New research from early childhood academics at Macquarie University is prompting museums to go further than the traditional approach of dedicating a separate space for their pre-schooler visitors.

Lifetime of learning: Captivating the curiosity of children is crucial to the long term sustainability of museums, researchers say. Videographer: Sophie Gidley.

As part of the quest to inspire the next generation of museum-goers, the study was conducted in partnership with the Powerhouse and Maritime Museums in Sydney’s Pyrmont. It found that even very young children will learn more and enjoy themselves more, if curators include something for them in all exhibitions.

“Museums want to create lifelong museum learners who will keep visiting museums and, eventually, bring their own children to museums too,” says Associate Professor Sheila Degotardi, who is the Deputy Head of Research in the Department of Educational Studies at Macquarie University.

“That’s why it’s important to get children coming in from when they are really young. Our research found that children and parents learn together when their curiosity is sparked by the same exhibits and they talk to each other about what they see.”

Sparking conversations

Annalice Creighton is the Programs Coordinator at the Australian National Maritime Museum and says that families with young children make up over half the audience.

“We want to design spaces that are engaging for both adults and children of all different ages, that inspire live conversations, interactions, wonder, and which are dynamic spaces for everyone,” she says.

Creighton says that the study brought a few surprises. “It was fascinating to see some unexpected physical features sparking learning conversations,” she says.

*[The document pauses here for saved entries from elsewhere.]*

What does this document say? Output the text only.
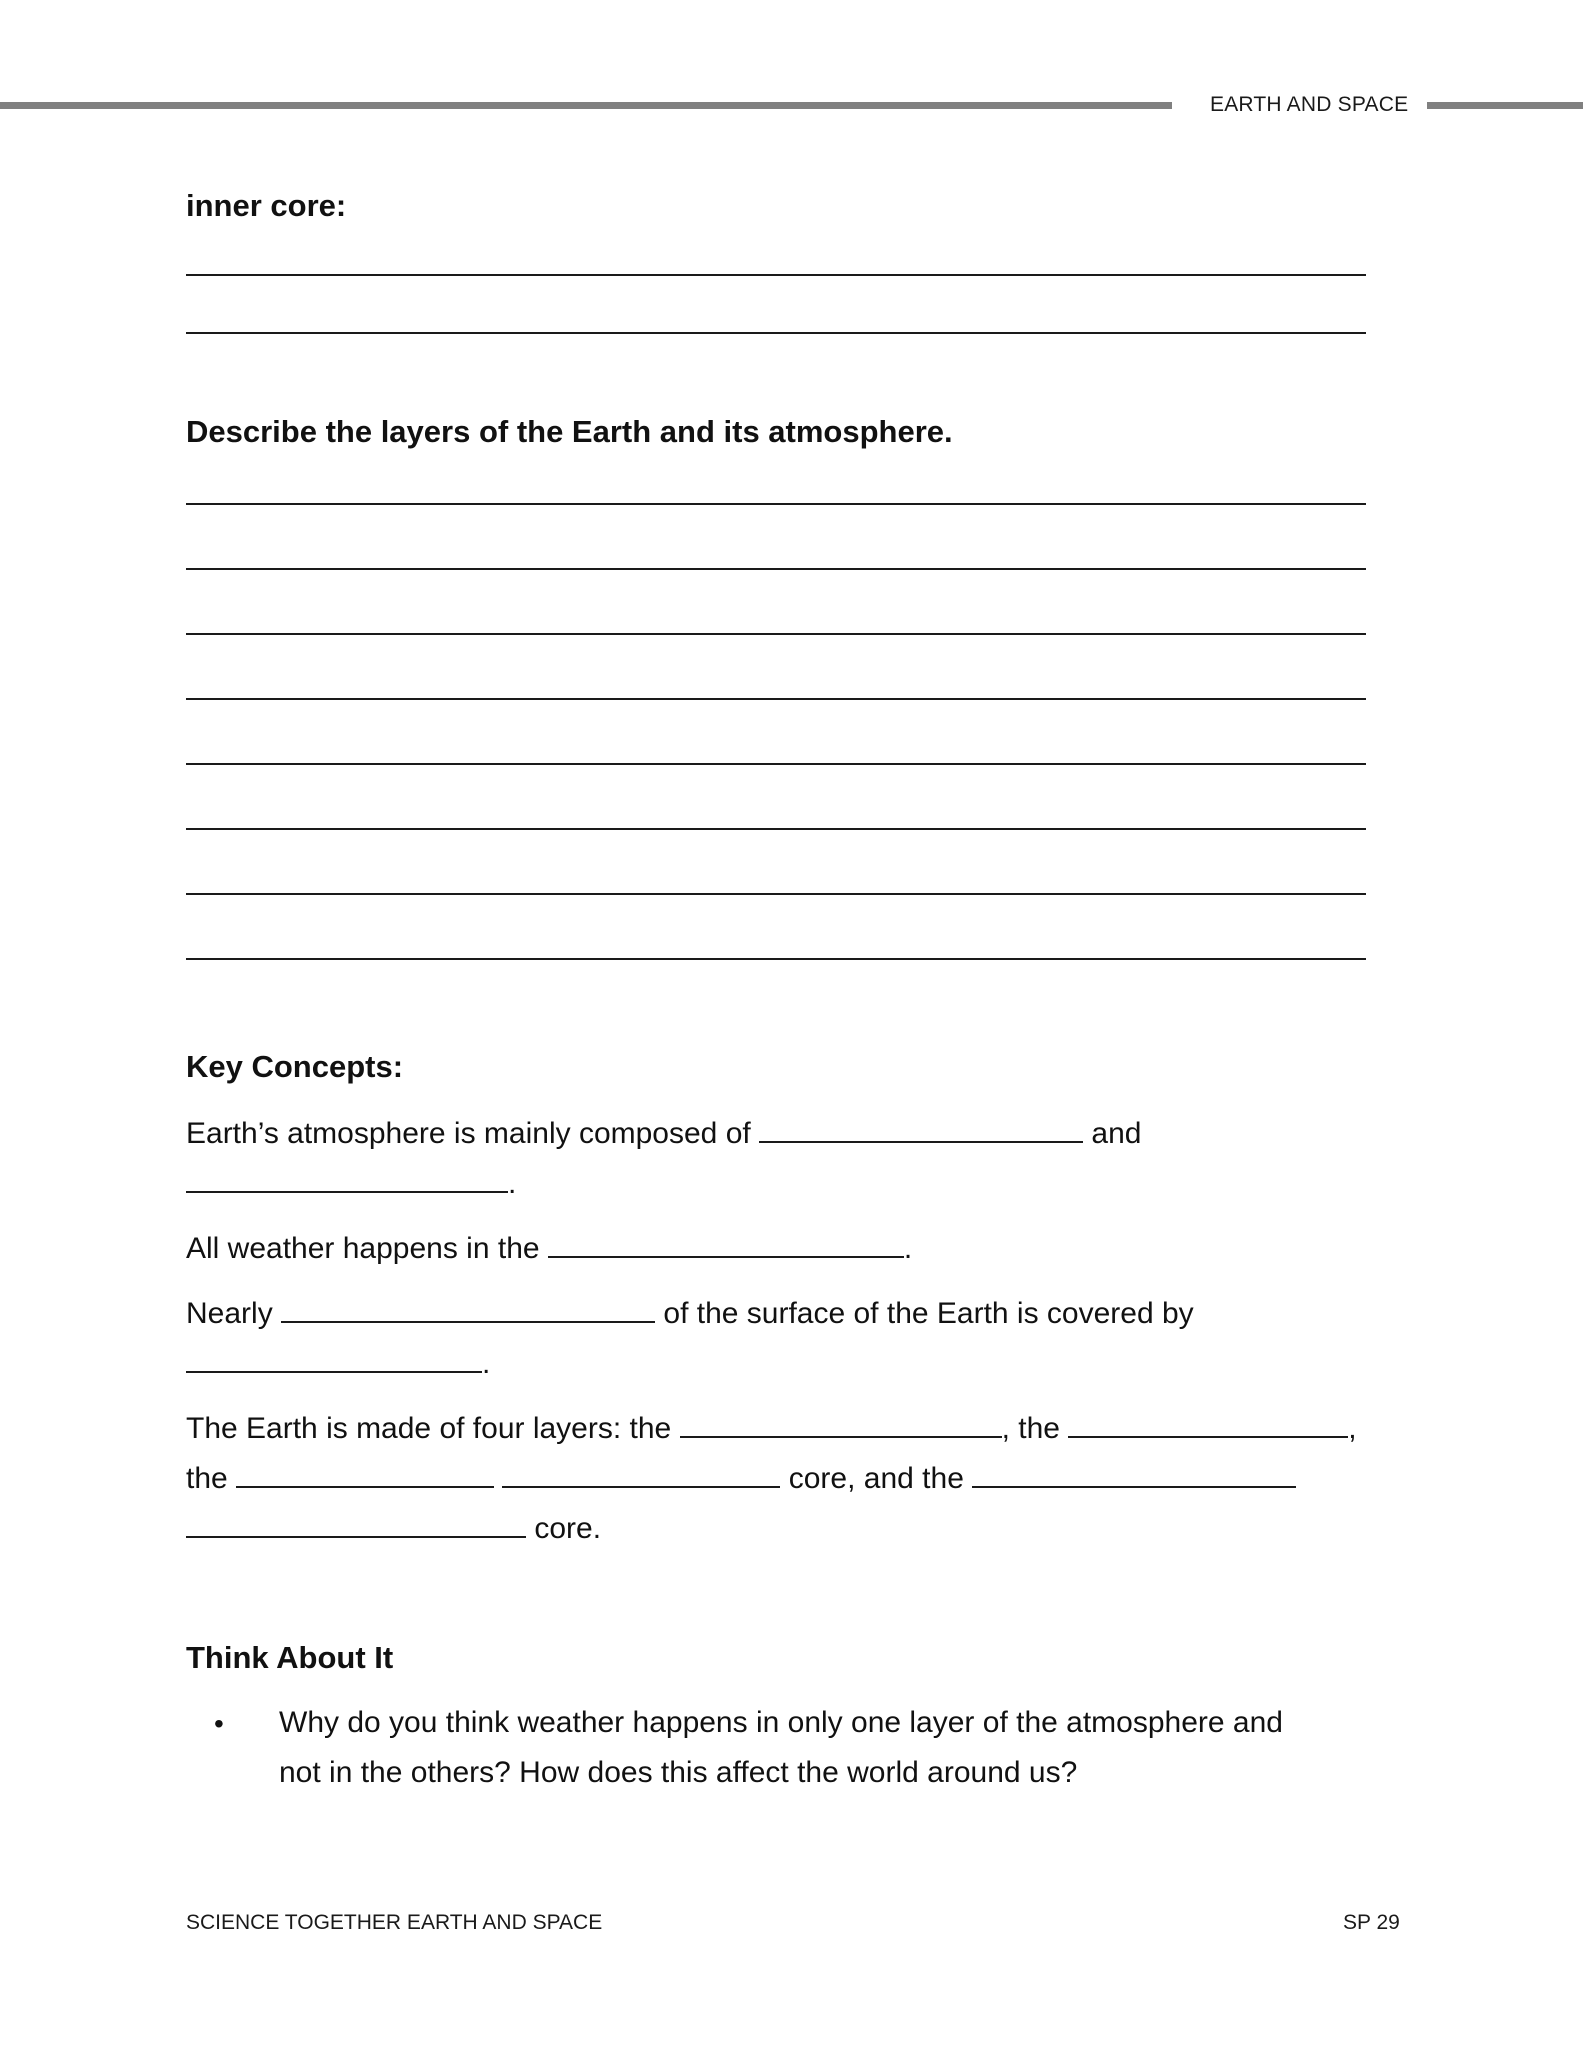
EARTH AND SPACE
inner core:
Describe the layers of the Earth and its atmosphere.
Key Concepts:
Earth’s atmosphere is mainly composed of	and
.
All weather happens in the	.
Nearly	of the surface of the Earth is covered by
.
The Earth is made of four layers: the	, the	,
the	core, and the
core.
Think About It
• Why do you think weather happens in only one layer of the atmosphere and
not in the others? How does this affect the world around us?
SCIENCE TOGETHER EARTH AND SPACE	SP 29
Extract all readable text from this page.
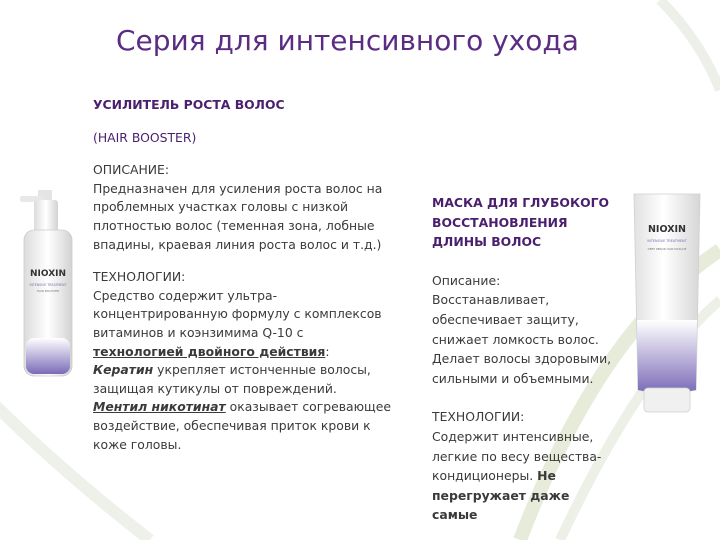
Серия для интенсивного ухода
NIOXIN
INTENSIVE TREATMENT
HAIR BOOSTER
NIOXIN
INTENSIVE TREATMENT
DEEP REPAIR HAIR MASQUE

УСИЛИТЕЛЬ РОСТА ВОЛОС

(HAIR BOOSTER)

ОПИСАНИЕ:

Предназначен для усиления роста волос на проблемных участках головы с низкой плотностью волос (теменная зона, лобные впадины, краевая линия роста волос и т.д.)

ТЕХНОЛОГИИ:

Средство содержит ультра-концентрированную формулу с комплексов витаминов и коэнзимима Q-10 с технологией двойного действия:
Кератин укрепляет истонченные волосы, защищая кутикулы от повреждений. Ментил никотинат оказывает согревающее воздействие, обеспечивая приток крови к коже головы.

МАСКА ДЛЯ ГЛУБОКОГО ВОССТАНОВЛЕНИЯ ДЛИНЫ ВОЛОС

Описание:

Восстанавливает, обеспечивает защиту, снижает ломкость волос. Делает волосы здоровыми, сильными и объемными.

ТЕХНОЛОГИИ:

Содержит интенсивные, легкие по весу вещества-кондиционеры. Не перегружает даже самые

A traditional display of a model ship set off some wonderful storytelling around the intricate detail in the model, she says. “A soundscape in the Eora gallery was enough to trigger a conversation about a family holiday to Kakadu,” she adds.

Degotardi says that part of the Powerhouse Transport hall is another good example, where children and parents climbed up into a signal box overlooking life-size aeroplane exhibits.

“There was an exhibit of small toy planes and trains in the signal box. We found the children and their parents were making connections between the details of what they could see in the model exhibit and the life-sized exhibits. They would turn around and look out of the signal box at the plane hanging from the ceiling and compare these to the models. Being able to see things from different angles and perspectives helps young children to notice detail,” she says.

Family visits

Degotardi’s research team observed eighteen different family groups with at least one child younger than school age, each visiting one of three museums and exploring two exhibits at the museums. Some were regular visitors, others had never taken their children to a museum before.

Children and parents all had GoPro cameras attached to their chests, with researchers also recording them from a distance. The family spent as long as they wanted in each space. Later, parents were interviewed about the experience.

Play and learn: the Macquarie study set out to find out what it was like to be a young child in a museum.

Conversations between children and parents at the exhibits were analysed, and researchers took note of the things that engaged each group and how they responded to various parts of each exhibition.

Degotardi says the research was initiated by the Australian Maritime Museum’s former Head of Learning, Dr Lynda Kelly, who wanted to find ways that the museum could better engage young children. The Museum of Applied Arts and Sciences and Museums Victoria were important partners in the research, she says.

Making a space that a toddler will adore but a 12 year-old will also be intrigued by and that Dad and grandma like too – how they can all play together is where the magic is, and that’s the future of museums.

“The museums were all interested in finding out what it’s like to be a young child in a museum. People think you need to simplify things for very young children – but we found that was not the case,” she says.

“We found plenty of ways that museums can design spaces with all kinds of visitors in mind, including both parents and children and people of all ages, and that’s going to be the most effective way to engage all of them and to get people to stay and to come back again.”